第49話 まて、それはフラグだろ

 もはや逃げられないと悟ったのだろう。

 斥候の男は、うなだれたまま一言もしゃべらなくなった。


「とりあえず傷の手当はしよう」


 少なくとも、足に刺さったままの矢はどうにかしてほしい。

 見ているだけで心が痛むからだ。


 だが、改めて考えるとどうやって手当てをしていいかわからない。

 手持ちの魔導書に治癒の魔術はないし、ピブリオマンシーを使うにも医学の書物が手元になかった。

 ならば新たに執筆を……と思っても、記憶を探っても傷を癒すような内容の漢詩は思いつかない。

 適当にうそを書いてピブリオマンシーを使ってもいいのかもしれないが、それは最後の手段だ。


「なぁ、誰か手当てはできるか?」


 ダメ元でエルフたちにも話を振ってみたが、苦々しい表情しかかえってこない。


「悪いが、その男の傷の手当は断らせていただきたい。

 そうでなくとも、傷薬や止血剤が手持ちにないしな」


 エルヴェナスが目をそらしたまま、吐き捨てるようにして俺に答えた。


 そうだよなぁ。

 彼らからしたら、自分の村を襲ってきた極悪人だし。


「そうか、それはしかたがないな」


 残念だが、彼らを説得するような言葉は俺の中になかった。

 人の命がかかっているんだぞと言っても、たぶん彼らには何を言っているのかよくわからないと思う。

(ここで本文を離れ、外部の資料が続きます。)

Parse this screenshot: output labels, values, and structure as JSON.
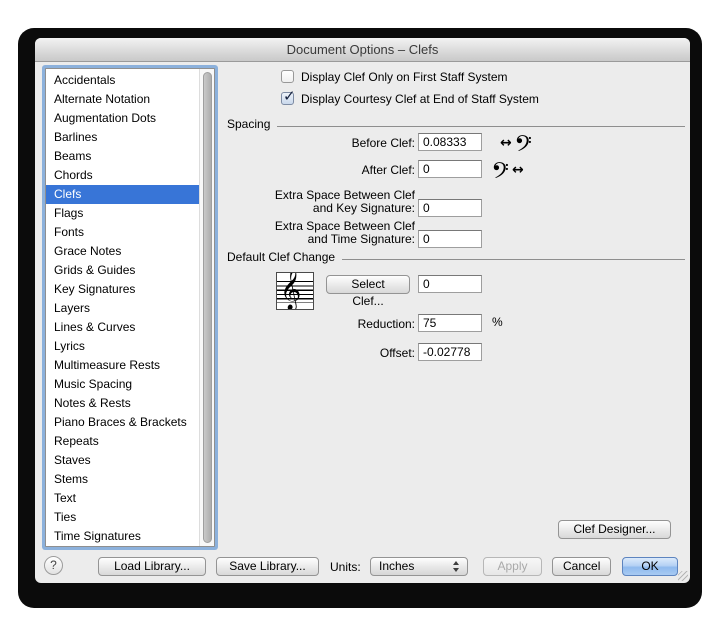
{
  "window": {
    "title": "Document Options – Clefs"
  },
  "sidebar": {
    "items": [
      "Accidentals",
      "Alternate Notation",
      "Augmentation Dots",
      "Barlines",
      "Beams",
      "Chords",
      "Clefs",
      "Flags",
      "Fonts",
      "Grace Notes",
      "Grids & Guides",
      "Key Signatures",
      "Layers",
      "Lines & Curves",
      "Lyrics",
      "Multimeasure Rests",
      "Music Spacing",
      "Notes & Rests",
      "Piano Braces & Brackets",
      "Repeats",
      "Staves",
      "Stems",
      "Text",
      "Ties",
      "Time Signatures"
    ],
    "selected": "Clefs"
  },
  "checkboxes": [
    {
      "label": "Display Clef Only on First Staff System",
      "checked": false
    },
    {
      "label": "Display Courtesy Clef at End of Staff System",
      "checked": true
    }
  ],
  "spacing": {
    "header": "Spacing",
    "before_clef": {
      "label": "Before Clef:",
      "value": "0.08333"
    },
    "after_clef": {
      "label": "After Clef:",
      "value": "0"
    },
    "extra_key": {
      "label_line1": "Extra Space Between Clef",
      "label_line2": "and Key Signature:",
      "value": "0"
    },
    "extra_time": {
      "label_line1": "Extra Space Between Clef",
      "label_line2": "and Time Signature:",
      "value": "0"
    }
  },
  "default_clef_change": {
    "header": "Default Clef Change",
    "select_clef_button": "Select Clef...",
    "clef_number": "0",
    "reduction": {
      "label": "Reduction:",
      "value": "75",
      "unit": "%"
    },
    "offset": {
      "label": "Offset:",
      "value": "-0.02778"
    }
  },
  "clef_designer_button": "Clef Designer...",
  "footer": {
    "help": "?",
    "load_library": "Load Library...",
    "save_library": "Save Library...",
    "units_label": "Units:",
    "units_value": "Inches",
    "apply": "Apply",
    "apply_enabled": false,
    "cancel": "Cancel",
    "ok": "OK"
  },
  "icons": {
    "left_right_arrow": "↔",
    "bass_clef": "bass-clef",
    "treble_clef": "𝄞",
    "checkmark": "✓",
    "units_stepper": "up-down-arrows",
    "help": "question-mark"
  },
  "colors": {
    "dialog_bg": "#ececec",
    "selection_blue": "#3875d7",
    "focus_ring": "#7ba7d9",
    "ok_button_blue": "#8fbaee",
    "titlebar_top": "#f3f3f3",
    "titlebar_bottom": "#c9c9c9"
  }
}
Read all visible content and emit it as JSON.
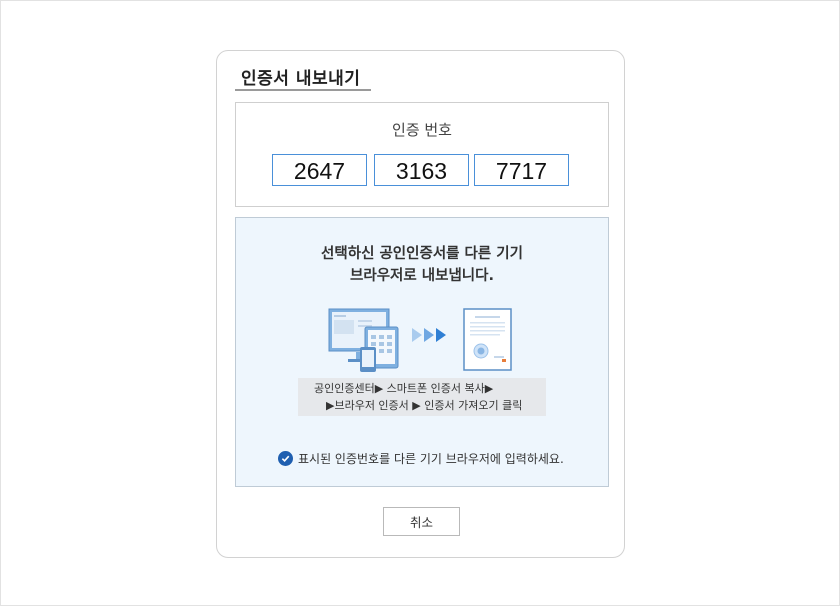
{
  "dialog": {
    "title": "인증서 내보내기",
    "code_section": {
      "label": "인증 번호",
      "codes": [
        "2647",
        "3163",
        "7717"
      ]
    },
    "info": {
      "heading_line1": "선택하신 공인인증서를 다른 기기",
      "heading_line2": "브라우저로 내보냅니다.",
      "steps_line1": "공인인증센터▶ 스마트폰 인증서 복사▶",
      "steps_line2": "▶브라우저 인증서 ▶ 인증서 가져오기 클릭",
      "notice": "표시된 인증번호를 다른 기기 브라우저에 입력하세요."
    },
    "cancel_label": "취소"
  },
  "colors": {
    "accent": "#4a90d9",
    "info_bg": "#eef6fd",
    "check": "#1f5fb0"
  },
  "icons": {
    "illustration": "devices-to-certificate-illustration",
    "notice": "check-circle-icon"
  }
}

 せいぜい、『敵の命だろ? なんで殺さないんだ?』ぐらいの反応しかないに違いない。

 価値観がまるで違うからな。


 頼みの綱はイオニスとヨハンナだが、この状況で彼らとヴィヴィを交代させるのは危険すぎる。


「おい……聞かれたことには素直に答えただろ!

 助けてくれよ!!」


 思わぬ話の流れに、あせりを見せる斥候の男。

 えぇい、あわてるんじゃない。

 いま、どうにかできないか考えているんだから。

 

「矢を抜いて包帯で止血をするぐらいならできないか?

 あと、捕まえた斥候たちの荷物にも薬がないか確認してほしい」


「……そのぐらいなら」


 俺の提案に、エルフたちはしぶしぶ頷く。

 結局、斥候の男たちの荷物の中から止血剤と傷薬が見つかり、男の傷はなんとかふさがった。

 とはいえ、ゲームのように傷が一瞬で治るようなタイプではなく、徐々に癒されてやくリアルなタイプの傷薬だ。

 素人の治療なので傷が化膿しないという保証もないし、あとはせいぜい神にいのるぐらいしかできない。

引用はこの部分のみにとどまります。